Thursday, September 24, 2009

On the Phone

Because of his dysfluency, my son sometimes has a difficult time on the telephone. He actually does much better with relative strangers than he does with relatives. He seems to make more of an effort when speaking to people outside the immediate family to overcome the initial onset pause.

Since he's been at school, we've talked nearly every day for at least a brief conversation. As a result of this more frequent telephone interaction, I've become much more aware of the pause (sometimes painfully aware). Once or twice, I've taken on the role of speech therapist and reminded him, "Easy onset..." -- but he pretty much ignores me I think!

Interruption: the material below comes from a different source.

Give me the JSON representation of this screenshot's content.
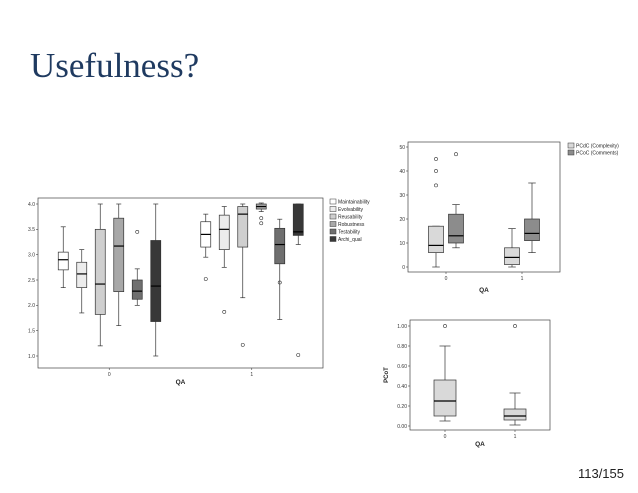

When he has to make a phone call to someone outside his comfort zone, whether it's to the Tech support desk or to someone in a class to check on an assignment, I believe he's learned to give some thought to what he plans to say before dialing. At home, I used to nonchalantly coach him. For example, he acted as a Junior Mentor to incoming freshmen when he was in high school. He was expected to call up the eight or so freshmen in his group and introduce himself and explain his role as a mentor. In this case, and almost always, I started my "coaching" with "Just say..." I think that prefacing it with that little word made the call seem easier, less weighty -- no big deal. To that point, he had little experience talking with peers; it helped him to have an idea in advance of how the conversation might go.

When he's speaking to me or to his Dad, there are usually a few of these long pauses; when we know that he has something to add, but is having trouble getting started. Although both of us know to give him time, I still think it doesn't hurt to remind him (nag him?) every once in a while of the strategies that he was given to help him get the words out.